Oltre alle critiche di Possenti contro Fukuyama, ce ne sono quelle degli autori postumanisti. Alcuni lo criticano perché egli accetterebbe il mito fissista della natura. Secondo questi autori, Fukuyama vorrebbe trasformare la
natura umana in un oggetto sacro da esibire in un museo, mentre loro vorrebbero permettere alla natura umana di proseguire il suo cammino evolutivo, favorendola mediante le tecniche biologiche a disposizione. Sempre secondo gli stessi
autori, la tecnologia, come qualsiasi altra realtà, si trova al servizio dell’evoluzione che va dall’animale al cyborg (l’individuo eterno, senza bisogno di riproduzione, perché ha sconfitto la malattia e la morte), passando per l’uomo mortale
che oggi conosciamo. Fukuyama risponde ad essi sostenendo che, sebbene talvolta potrebbe sembrare più umano agire in vista di una società perfetta, una specie di paradiso terrestre, le tragiche smentite della storia ci richiamano alla realtà:
l’utopia si trasforma facilmente in distopia, e il finale felice in un incubo senza fine. Se togliamo dall’esistenza la generazione, la sofferenza e la morte, il tipo di vita che risulta non è più umano.
Ci sono, però, altri postumanisti che accettano l’esistenza dell’umano, anche se non lo considerano una natura. Per loro, l’umano non è qualcosa di genetico e meno ancora di culturale, ma di trascendentale; non in senso
religioso, ma specifico. L’umano sarebbe ibrido dalle sue origini perché capace di dialogare con esseri eterospecifici, in modo particolare con altri animali. A partire da quest’ibridazione sarebbe possibile pensare un futuro in cui, al posto
dell’utopia, ci sarà l’eutopia (un luogo buono per l’umano), «che non è cura dell’esistente ma realizzazione del possibile partendo dall’esistente. L’eutopia non è preservazionismo ma il rendere possibile ovvero il liberare le energie che sono
presenti nell’isola-che-c’è ma vengono impedite nell’espressione »19. Perciò, sempre secondo questi postumanisti, la critica più azzeccata a Fukuyama non sarebbe accusarlo di difendere l’umano, ma un umano che continua ad essere
antropocentrico, in quanto esclude da sé il riferimento dialogico agli altri. Perciò, il vero postumanesimo sarebbe un «processo di decentramento dalla prospettiva antropocentrata, da quell’anthropos filogenetico che ne stabilisce il dettato
espressivo»20.
Ecco, allora, alcune delle domande antropologiche poste dal trans-umanesimo e dal post-umanesimo: come pensare un’antropologia che sia capace di spiegare questi cambiamenti? Come comprendere antropologicamente la
tecnologia? Che rapporto c’è tra l’umano e il tecnologico? Come vivere la propria condizione umana nell’epoca della tecnologia?

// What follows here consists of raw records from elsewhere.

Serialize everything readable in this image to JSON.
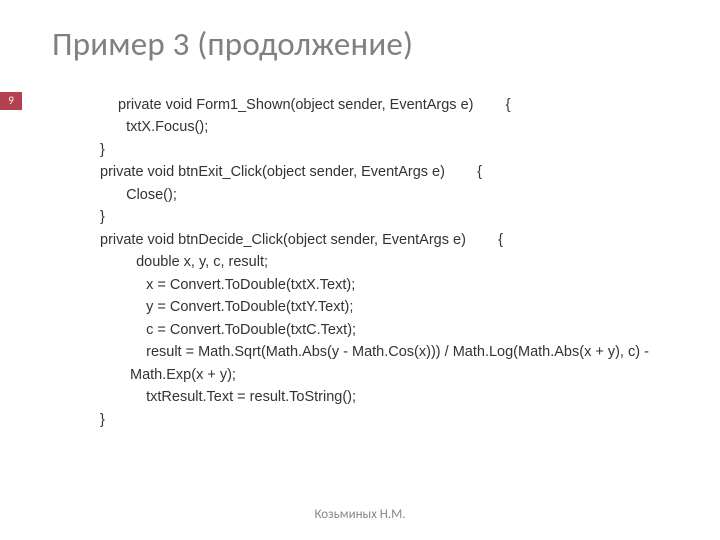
{
  "title": "Пример 3 (продолжение)",
  "slide_number": "9",
  "footer_author": "Козьминых Н.М.",
  "code": {
    "l01": " private void Form1_Shown(object sender, EventArgs e)        {",
    "l02": "   txtX.Focus();",
    "l03": "}",
    "l04": "private void btnExit_Click(object sender, EventArgs e)        {",
    "l05": "   Close();",
    "l06": "}",
    "l07": "private void btnDecide_Click(object sender, EventArgs e)        {",
    "l08": "   double x, y, c, result;",
    "l09": "    x = Convert.ToDouble(txtX.Text);",
    "l10": "    y = Convert.ToDouble(txtY.Text);",
    "l11": "    c = Convert.ToDouble(txtC.Text);",
    "l12": "    result = Math.Sqrt(Math.Abs(y - Math.Cos(x))) / Math.Log(Math.Abs(x + y), c) - Math.Exp(x + y);",
    "l13": "    txtResult.Text = result.ToString();",
    "l14": "}"
  }
}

3. Origine e destino dell’umano

Forse, per dare una risposta, si dovrebbe partire dalla tesi secondo cui l’identità umana non è solo biologica ma anche culturale. Infatti, da una parte, la mancanza di specificazione del corpo umano (andatura bipede, liberazione
delle mani dalla locomozione, liberazione da istinti rigidi, possesso di organi fonatori, corteccia cerebrale molto sviluppata) fa sì che l’indagine biologica non sia sufficiente per determinare l’identità umana e il suo agire; dall’altra, le stesse
proprietà essenziali dell’homo sapiens (capacità di camminare, di usare strumenti, di parlare, di scegliere) hanno sempre bisogno della cultura per attualizzarsi.

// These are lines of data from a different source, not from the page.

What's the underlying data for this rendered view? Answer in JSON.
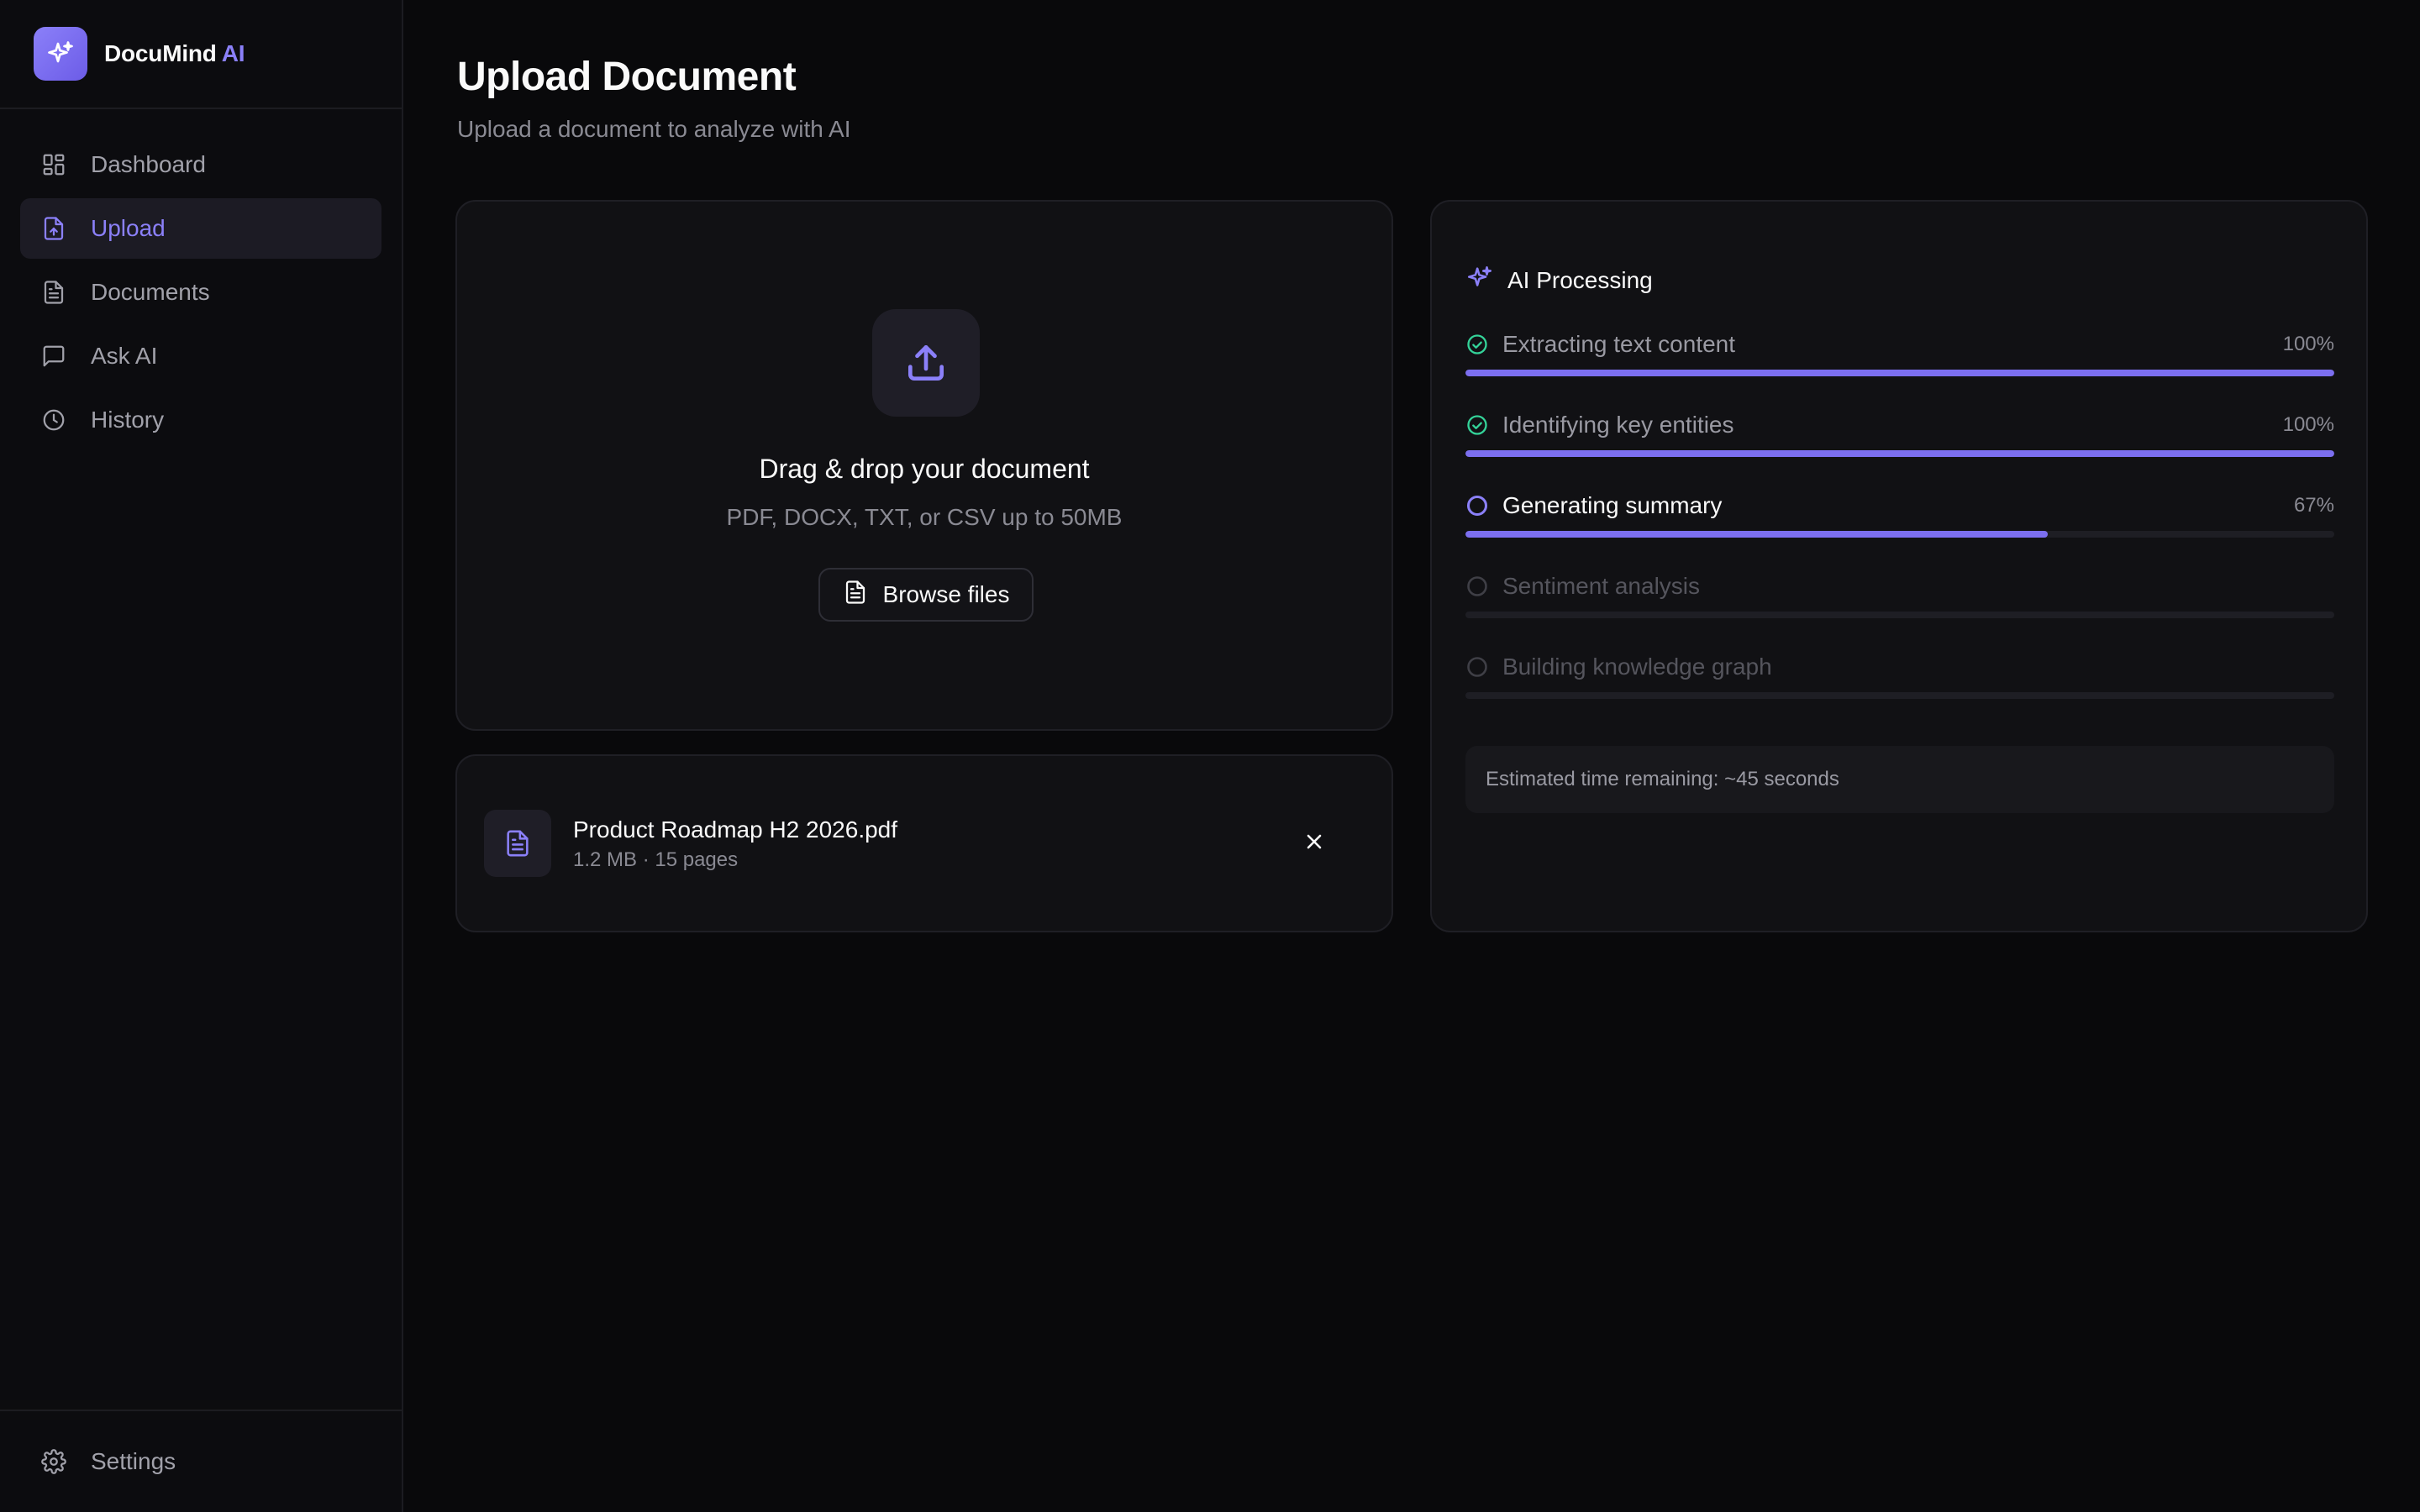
{
  "brand": {
    "name": "DocuMind",
    "accent": "AI",
    "accent_color": "#8b80f9",
    "logo_icon": "sparkles-icon"
  },
  "sidebar": {
    "items": [
      {
        "label": "Dashboard",
        "icon": "dashboard-icon",
        "active": false
      },
      {
        "label": "Upload",
        "icon": "file-upload-icon",
        "active": true
      },
      {
        "label": "Documents",
        "icon": "document-icon",
        "active": false
      },
      {
        "label": "Ask AI",
        "icon": "chat-icon",
        "active": false
      },
      {
        "label": "History",
        "icon": "clock-icon",
        "active": false
      }
    ],
    "settings": {
      "label": "Settings",
      "icon": "gear-icon"
    }
  },
  "page": {
    "title": "Upload Document",
    "subtitle": "Upload a document to analyze with AI"
  },
  "dropzone": {
    "icon": "upload-icon",
    "title": "Drag & drop your document",
    "subtitle": "PDF, DOCX, TXT, or CSV up to 50MB",
    "browse_label": "Browse files"
  },
  "file": {
    "name": "Product Roadmap H2 2026.pdf",
    "meta": "1.2 MB · 15 pages"
  },
  "processing": {
    "title": "AI Processing",
    "steps": [
      {
        "label": "Extracting text content",
        "status": "done",
        "pct_label": "100%",
        "progress": 1.0
      },
      {
        "label": "Identifying key entities",
        "status": "done",
        "pct_label": "100%",
        "progress": 1.0
      },
      {
        "label": "Generating summary",
        "status": "active",
        "pct_label": "67%",
        "progress": 0.67
      },
      {
        "label": "Sentiment analysis",
        "status": "pending",
        "pct_label": "",
        "progress": 0
      },
      {
        "label": "Building knowledge graph",
        "status": "pending",
        "pct_label": "",
        "progress": 0
      }
    ],
    "eta": "Estimated time remaining: ~45 seconds"
  },
  "colors": {
    "accent": "#7c6ff0",
    "success": "#34d399",
    "background": "#09090b"
  }
}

L’identità dell’umano rinvia, dunque, a due processi: l’ominazione, o evoluzione biologica del corpo umano, che può essere concepito come un processo di unificazione tendente all’universalismo della specie; e
l’umanizzazione, o evoluzione culturale, che può essere concepito come un processo tendente alla creazione di differenti attualizzazioni dell’umano e alla personalizzazione. 
Adesso, però, nei transumanisti, i due processi si confondono, poiché lo scopo che loro perseguono non è l’universalismo della specie, bensì la sua differenziazione in una molteplicità di nuove specie. Infatti, i mutamenti dei
processi biologici, organici e funzionali causati dall’agire umano nel suo intersecarsi con la tecnoscienza sembrano portare oggi ad una diversificazione no delle culture o delle persone ma della stessa specie umana, fino a pretendere di creare
nuove varianti dell’umano.  Così facendo, i transumanisti sprigionano delle possibilità nascoste nel processo di ominazione, che per miglia di anni si è conservato essenzialmente inalterabile in quanto lasciato alla sola trasmissione genetica.
Nel desiderio dei transumanisti di modificare la specie umana si può trovare, nonostante le loro critiche contro la sociobiologia gehleniana, un’ecco di alcune tesi di questo autore, in particolare la sua concezione dell’uomo come essere
mancante (Mängelwesen). La sua limitata specializzazione sarebbe compensata dall’aumento del cervello soprattutto della corteccia cerebrale e dalla produzione di strumenti, tecnica, cultura e istituzioni. La differenza con Gehlen, consiste
nel fatto che i transumanisti rifiutano la distinzione fra biologia e tecnoscienza, per cui, invece di parlare di compensazione, parlano di enhacement o rinforzo genetico, organico e funzionale. Insomma, i transumanisti concepiscono la specie
umana come il tentativo continuo da parte dell’uomo di uscire dalla propria condizione di povertà filogenetica in una specie di utopia continua. La realtà umana è allora fondamentalmente plastica, un progetto dell’immaginazione sempre da
rivedere, sottomessa a un cambiamento senza limiti, in cui si intrecciano diversi poteri: il mercato, la tecnoscienza e la politica.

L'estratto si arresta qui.